Starker fischiger Geruch – was tun?

Gesunder Ausfluss weist normalerweise – abhängig von Monatszyklus und aktuellem Hormon-Haushalt – einen schwachen Geruch auf. Wenn Sie laufend auf Ihren regelmäßigen Ausfluss achten, können Sie einerseits lernen, Ei-Sprung oder Menstruation vorherzusehen. Andererseits können Sie so Symptome wie ungewöhnliche Veränderungen der Farbe, eine erhöhte Ausfluss-Menge oder einen starken fischigen Geruch erkennen – und wissen, wie Sie sie Ihrem Arzt/Ihrer Ärztin beschreiben.

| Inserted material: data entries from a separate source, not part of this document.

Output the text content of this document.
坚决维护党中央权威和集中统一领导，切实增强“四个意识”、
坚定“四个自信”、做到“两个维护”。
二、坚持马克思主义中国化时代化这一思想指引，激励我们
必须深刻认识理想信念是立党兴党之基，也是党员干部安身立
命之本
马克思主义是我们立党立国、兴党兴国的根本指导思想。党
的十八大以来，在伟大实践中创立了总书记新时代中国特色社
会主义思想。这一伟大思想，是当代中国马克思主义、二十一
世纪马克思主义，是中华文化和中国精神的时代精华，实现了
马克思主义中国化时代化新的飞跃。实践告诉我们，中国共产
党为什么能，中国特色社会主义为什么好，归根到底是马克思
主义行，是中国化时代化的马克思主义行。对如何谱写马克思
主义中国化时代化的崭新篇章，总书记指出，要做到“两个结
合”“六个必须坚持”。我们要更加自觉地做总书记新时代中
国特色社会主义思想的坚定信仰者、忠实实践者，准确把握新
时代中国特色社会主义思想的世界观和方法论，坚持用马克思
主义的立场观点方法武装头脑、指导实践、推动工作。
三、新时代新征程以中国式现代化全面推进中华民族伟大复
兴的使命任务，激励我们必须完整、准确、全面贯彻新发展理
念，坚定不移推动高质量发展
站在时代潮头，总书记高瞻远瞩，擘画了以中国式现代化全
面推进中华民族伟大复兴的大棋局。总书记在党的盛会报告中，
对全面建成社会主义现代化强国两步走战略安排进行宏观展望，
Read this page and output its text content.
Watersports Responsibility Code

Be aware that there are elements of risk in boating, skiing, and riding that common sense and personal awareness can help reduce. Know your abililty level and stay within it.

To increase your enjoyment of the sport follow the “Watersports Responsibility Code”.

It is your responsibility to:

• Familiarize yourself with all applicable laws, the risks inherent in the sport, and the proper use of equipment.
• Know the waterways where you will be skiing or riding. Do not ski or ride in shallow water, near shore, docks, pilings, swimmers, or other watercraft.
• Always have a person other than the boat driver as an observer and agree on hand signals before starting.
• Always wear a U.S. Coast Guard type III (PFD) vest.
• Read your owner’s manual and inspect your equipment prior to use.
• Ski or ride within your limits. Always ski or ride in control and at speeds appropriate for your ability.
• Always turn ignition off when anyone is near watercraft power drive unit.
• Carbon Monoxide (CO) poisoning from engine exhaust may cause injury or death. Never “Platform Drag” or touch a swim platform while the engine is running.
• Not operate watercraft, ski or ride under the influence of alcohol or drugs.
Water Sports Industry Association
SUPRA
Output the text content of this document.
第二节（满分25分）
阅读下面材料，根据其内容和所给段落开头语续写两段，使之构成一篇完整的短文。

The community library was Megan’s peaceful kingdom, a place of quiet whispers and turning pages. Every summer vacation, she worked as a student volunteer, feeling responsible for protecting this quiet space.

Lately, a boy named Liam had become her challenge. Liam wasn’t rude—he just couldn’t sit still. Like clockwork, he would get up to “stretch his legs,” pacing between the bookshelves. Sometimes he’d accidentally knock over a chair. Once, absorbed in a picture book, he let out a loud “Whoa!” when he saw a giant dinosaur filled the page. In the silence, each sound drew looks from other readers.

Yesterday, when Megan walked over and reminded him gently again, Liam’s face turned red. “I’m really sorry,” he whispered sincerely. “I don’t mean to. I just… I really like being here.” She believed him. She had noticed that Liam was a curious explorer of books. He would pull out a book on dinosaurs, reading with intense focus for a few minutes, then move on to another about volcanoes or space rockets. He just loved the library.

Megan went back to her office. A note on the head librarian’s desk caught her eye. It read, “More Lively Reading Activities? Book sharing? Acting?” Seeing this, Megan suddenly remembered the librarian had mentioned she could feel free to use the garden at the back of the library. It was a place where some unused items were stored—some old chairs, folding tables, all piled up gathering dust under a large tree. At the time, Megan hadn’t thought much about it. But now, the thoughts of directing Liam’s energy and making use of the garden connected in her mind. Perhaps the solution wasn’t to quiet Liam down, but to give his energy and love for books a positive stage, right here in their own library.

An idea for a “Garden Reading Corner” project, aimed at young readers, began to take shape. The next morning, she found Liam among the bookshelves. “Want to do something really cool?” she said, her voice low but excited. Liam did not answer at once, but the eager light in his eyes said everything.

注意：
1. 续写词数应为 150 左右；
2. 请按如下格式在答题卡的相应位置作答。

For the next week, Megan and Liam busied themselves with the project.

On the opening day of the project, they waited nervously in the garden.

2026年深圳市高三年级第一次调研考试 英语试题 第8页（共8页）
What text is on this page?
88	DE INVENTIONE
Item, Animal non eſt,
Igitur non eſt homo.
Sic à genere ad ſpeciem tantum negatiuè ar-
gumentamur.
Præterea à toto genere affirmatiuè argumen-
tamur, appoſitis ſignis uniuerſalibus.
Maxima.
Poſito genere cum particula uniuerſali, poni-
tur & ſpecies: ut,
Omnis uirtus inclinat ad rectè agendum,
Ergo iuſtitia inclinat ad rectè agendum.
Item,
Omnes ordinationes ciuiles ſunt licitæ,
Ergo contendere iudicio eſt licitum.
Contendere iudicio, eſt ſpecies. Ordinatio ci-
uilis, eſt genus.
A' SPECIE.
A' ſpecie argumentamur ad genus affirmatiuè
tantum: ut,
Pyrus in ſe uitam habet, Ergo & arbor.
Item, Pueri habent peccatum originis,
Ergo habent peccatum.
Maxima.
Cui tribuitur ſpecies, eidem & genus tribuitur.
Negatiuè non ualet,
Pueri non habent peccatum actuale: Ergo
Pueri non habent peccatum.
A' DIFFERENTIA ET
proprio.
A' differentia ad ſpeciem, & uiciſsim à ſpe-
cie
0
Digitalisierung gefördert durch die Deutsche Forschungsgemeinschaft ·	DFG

Bedeutung eines starken und „fischigen“ Geruchs

Eine gesunde Scheidenflora besteht vorwiegend aus guten Bakterien – den sogenannten Milchsäure-Bakterien oder Laktobazillen. Sie kann jedoch auch geringe Mengen an schlechten Mikroorganismen enthalten. Diese werden von mehreren Faktoren in der Vagina kontrolliert: vom niedrigen pH-Wert, von anti-mikrobiellen Substanzen, die von der Scheidenschleimhaut produziert werden, und von den Milchsäure-Bakterien.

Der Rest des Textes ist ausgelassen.